Organizations want action, not promises

Child Protective Services Director Todd Reckling told the Telegraph on Monday that a system as large as HHS would have breakdowns, but that a system of checks and balances are in place to protect innocent parents while ensuring the safety of children.

Wexler criticized that statement.

"I've said for years that the quickest way to tell when someone at a child welfare agency is being disingenuous is when they tell you there are checks and balances," said Wexler.

Wexler said not even the highest levels of government have the power and authority to intrude into an American citizen's private life as CPS does. Wexler said not even in the aftermath of 9-11 do anti-terrorism agencies have similar power.

"Had [former attorney general John] Ashcroft proposed these kinds of polices, civil libertarians would have been in an uproar, yet this is, in fact, the law governing child welfare," he said. "So where exactly are the 'checks and balances' Reckling is bragging about?"

FAM Director Melanie Williams-Smotherman said Reckling's goals are not the same as her organization, as Reckling stated.

"Mr. Reckling wants people to believe that the goals are the same, but we have to understand that's in rhetoric only," she said. "While senior management at DHHS may like being quoted in the media as having the same goals as advocacy organizations, their actions tell a different story time and again."

Williams-Smotherman said cases have been brought directly to Reckling and that more often than not "have ended in worse retaliation against the families we were trying to help," she said.

Reckling insists that as part of the reform, CPS is actively looking at policy changes, especially when it comes to removing a child from a home.
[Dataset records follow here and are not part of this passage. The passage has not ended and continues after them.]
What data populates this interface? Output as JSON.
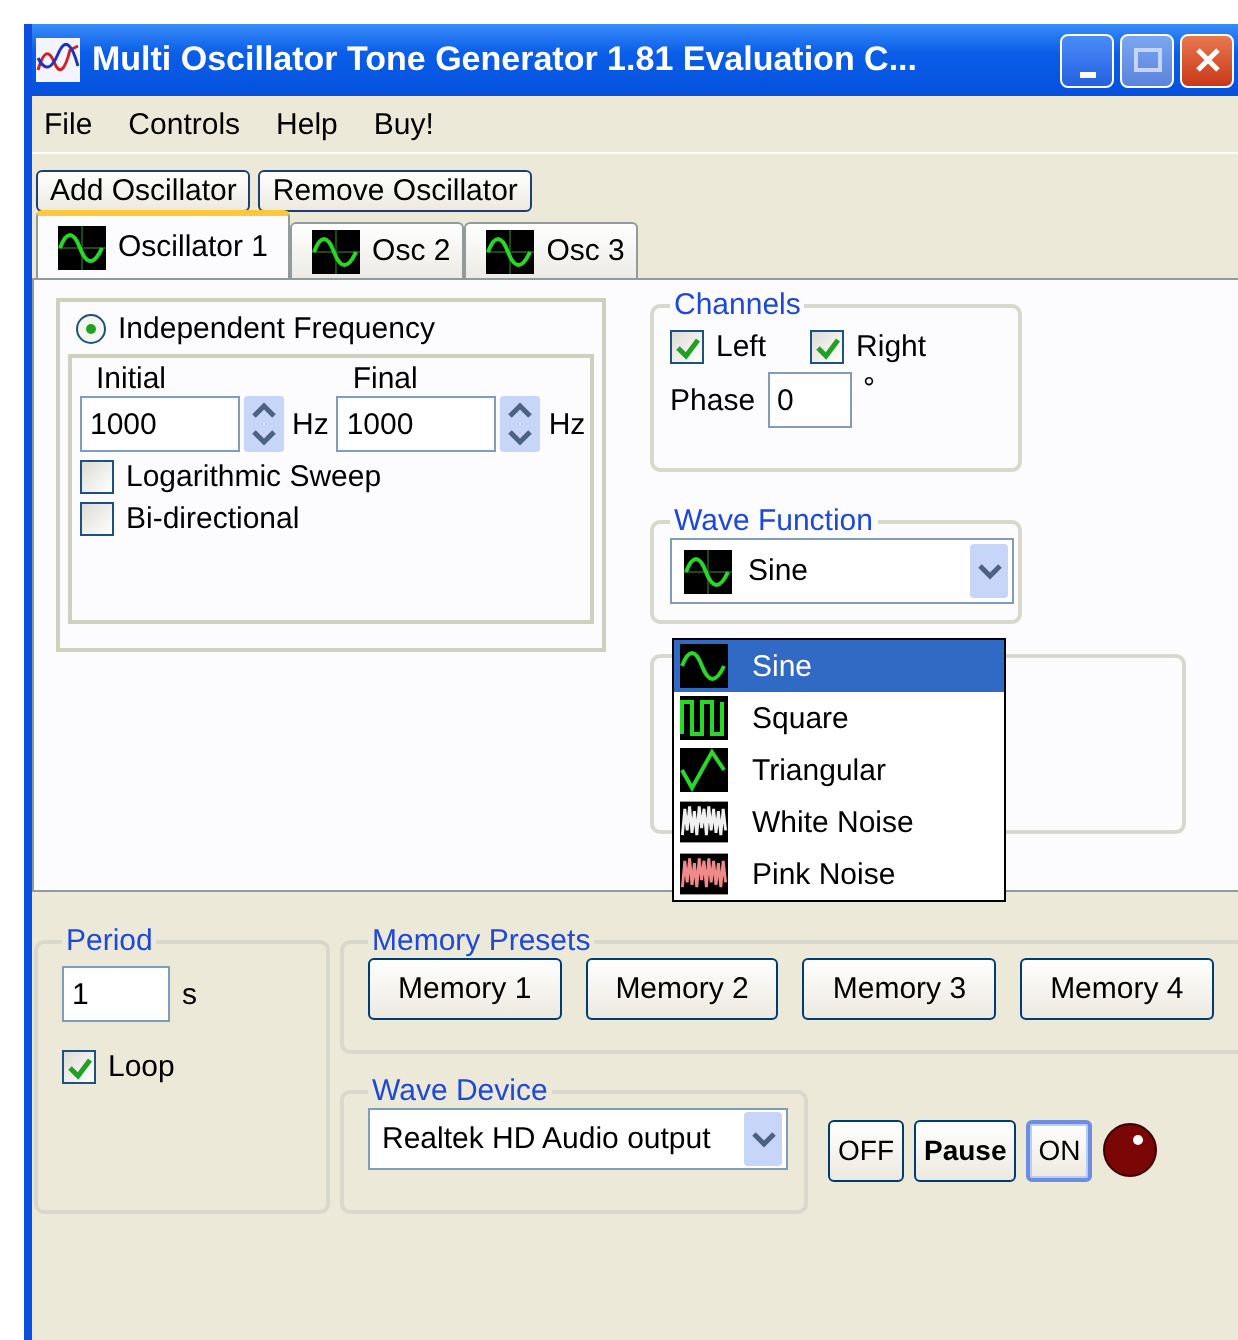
{
  "window": {
    "title": "Multi Oscillator Tone Generator 1.81 Evaluation C..."
  },
  "menu": [
    "File",
    "Controls",
    "Help",
    "Buy!"
  ],
  "toolbar_buttons": [
    "Add Oscillator",
    "Remove Oscillator"
  ],
  "tabs": [
    {
      "label": "Oscillator 1",
      "selected": true
    },
    {
      "label": "Osc 2",
      "selected": false
    },
    {
      "label": "Osc 3",
      "selected": false
    }
  ],
  "frequency": {
    "mode_label": "Independent Frequency",
    "mode_selected": true,
    "fields": [
      {
        "label": "Initial",
        "value": "1000",
        "unit": "Hz"
      },
      {
        "label": "Final",
        "value": "1000",
        "unit": "Hz"
      }
    ],
    "options": [
      {
        "label": "Logarithmic Sweep",
        "checked": false
      },
      {
        "label": "Bi-directional",
        "checked": false
      }
    ]
  },
  "channels": {
    "title": "Channels",
    "checks": [
      {
        "label": "Left",
        "checked": true
      },
      {
        "label": "Right",
        "checked": true
      }
    ],
    "phase_label": "Phase",
    "phase_value": "0",
    "phase_unit": "°"
  },
  "wave_function": {
    "title": "Wave Function",
    "value": "Sine",
    "expanded": true,
    "options": [
      {
        "label": "Sine",
        "kind": "sine",
        "selected": true
      },
      {
        "label": "Square",
        "kind": "square",
        "selected": false
      },
      {
        "label": "Triangular",
        "kind": "triangle",
        "selected": false
      },
      {
        "label": "White Noise",
        "kind": "white_noise",
        "selected": false
      },
      {
        "label": "Pink Noise",
        "kind": "pink_noise",
        "selected": false
      }
    ]
  },
  "period": {
    "title": "Period",
    "value": "1",
    "unit": "s",
    "loop": {
      "label": "Loop",
      "checked": true
    }
  },
  "memory_presets": {
    "title": "Memory Presets",
    "buttons": [
      "Memory 1",
      "Memory 2",
      "Memory 3",
      "Memory 4"
    ]
  },
  "wave_device": {
    "title": "Wave Device",
    "value": "Realtek HD Audio output"
  },
  "transport": [
    {
      "label": "OFF",
      "bold": false,
      "focused": false
    },
    {
      "label": "Pause",
      "bold": true,
      "focused": false
    },
    {
      "label": "ON",
      "bold": false,
      "focused": true
    }
  ],
  "indicator": {
    "lit": false
  }
}
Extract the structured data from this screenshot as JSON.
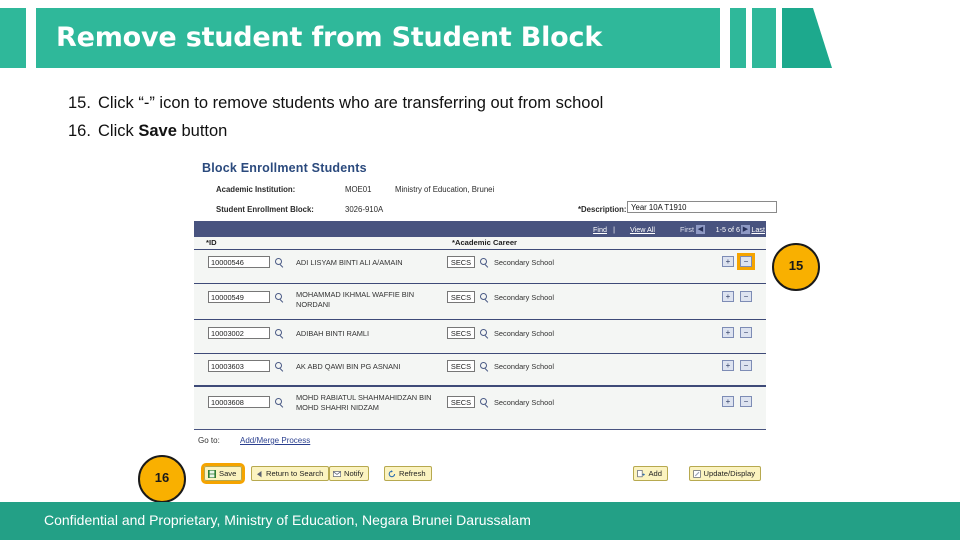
{
  "header": {
    "title": "Remove student from Student Block",
    "bar_color": "#2fb89a",
    "accent_color": "#1da98d"
  },
  "steps": [
    {
      "number": "15.",
      "text": "Click “-” icon to remove students who are transferring out from school",
      "bold_word": ""
    },
    {
      "number": "16.",
      "text_before": "Click ",
      "bold_word": "Save",
      "text_after": " button"
    }
  ],
  "screenshot": {
    "title": "Block Enrollment Students",
    "form": {
      "institution_label": "Academic Institution:",
      "institution_code": "MOE01",
      "institution_name": "Ministry of Education, Brunei",
      "block_label": "Student Enrollment Block:",
      "block_code": "3026-910A",
      "description_label": "*Description:",
      "description_value": "Year 10A T1910"
    },
    "grid_bar": {
      "find": "Find",
      "separator": "|",
      "view_all": "View All",
      "first": "First",
      "prev_icon": "◀",
      "range": "1-5 of 6",
      "next_icon": "▶",
      "last": "Last"
    },
    "columns": {
      "id": "*ID",
      "career": "*Academic Career"
    },
    "rows": [
      {
        "id": "10000546",
        "name": "ADI LISYAM BINTI ALI A/AMAIN",
        "career_code": "SECS",
        "career_desc": "Secondary School",
        "add_label": "+",
        "remove_label": "−",
        "remove_highlighted": true
      },
      {
        "id": "10000549",
        "name": "MOHAMMAD IKHMAL WAFFIE BIN NORDANI",
        "career_code": "SECS",
        "career_desc": "Secondary School",
        "add_label": "+",
        "remove_label": "−",
        "remove_highlighted": false
      },
      {
        "id": "10003002",
        "name": "ADIBAH BINTI RAMLI",
        "career_code": "SECS",
        "career_desc": "Secondary School",
        "add_label": "+",
        "remove_label": "−",
        "remove_highlighted": false
      },
      {
        "id": "10003603",
        "name": "AK ABD QAWI BIN PG ASNANI",
        "career_code": "SECS",
        "career_desc": "Secondary School",
        "add_label": "+",
        "remove_label": "−",
        "remove_highlighted": false
      },
      {
        "id": "10003608",
        "name": "MOHD RABIATUL SHAHMAHIDZAN BIN MOHD SHAHRI NIDZAM",
        "career_code": "SECS",
        "career_desc": "Secondary School",
        "add_label": "+",
        "remove_label": "−",
        "remove_highlighted": false
      }
    ],
    "goto": {
      "label": "Go to:",
      "link": "Add/Merge Process"
    },
    "buttons": {
      "save": "Save",
      "return_to_search": "Return to Search",
      "notify": "Notify",
      "refresh": "Refresh",
      "add": "Add",
      "update_display": "Update/Display"
    }
  },
  "callouts": {
    "badge_top": "15",
    "badge_bottom": "16",
    "badge_color": "#f9b000"
  },
  "footer": {
    "text": "Confidential and Proprietary, Ministry of Education, Negara Brunei Darussalam",
    "color": "#23a086"
  }
}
"Part of the problem with the whole child welfare debate is that we all say the same things, but we mean very different things by what we say," said Wexler. "So it doesn't matter what people like Todd Reckling say. What matters is what they do."

Courts and CPS

The court system can play a big part in CPS cases. Reckling admitted that what is decided in court is most often based on the documentation provided by CPS caseworkers, investigators and guardian ad litems, who are often attorneys assigned by the courts to act on the child's behalf during a case - especially during a custody dispute.

It's this "in between" process where families say injustices are being done, but they also point the finger at guardian ad litems who sometimes enjoy a "cozy" relationship with other attorneys and judges who are involved in the same case.

Williams-Smotherman said the entire system is broken "and not just for the foster parents, as is popular and safe for legislators to suggest," she said. "Every day that judges, attorneys guardian ad litems, service coordinators, the Ombudsman's office, the Foster Care Review Board, our legislators and our governor allow such obvious violations to civil liberties to continue on without demanding immediate sweeping changes, the public is being denied justice."

Williams-Smotherman said it's the worst form of government abuse, "all at the expense of innocent children, who are the most victimized and harmed by these realities," she said.

If you have a CPS story to tell, you can contact Williams-Smotherman at melanie@familyadvocacymovement.com or call (402) 689-9613.

Click on this story at nptelegraph.com to post your comments, or e-mail
mark.young@nptelegraph.com.

(Editor's note: An HHS spokesperson said the Child Protective Services department is prepared to release information on the Brandi Knutson case, featured in a Feb. 12 story in the Telegraph, which according to the spokesperson shows that CPS was no longer active in that case after 2009 and that Lincoln County District Court had authority from that point forward.)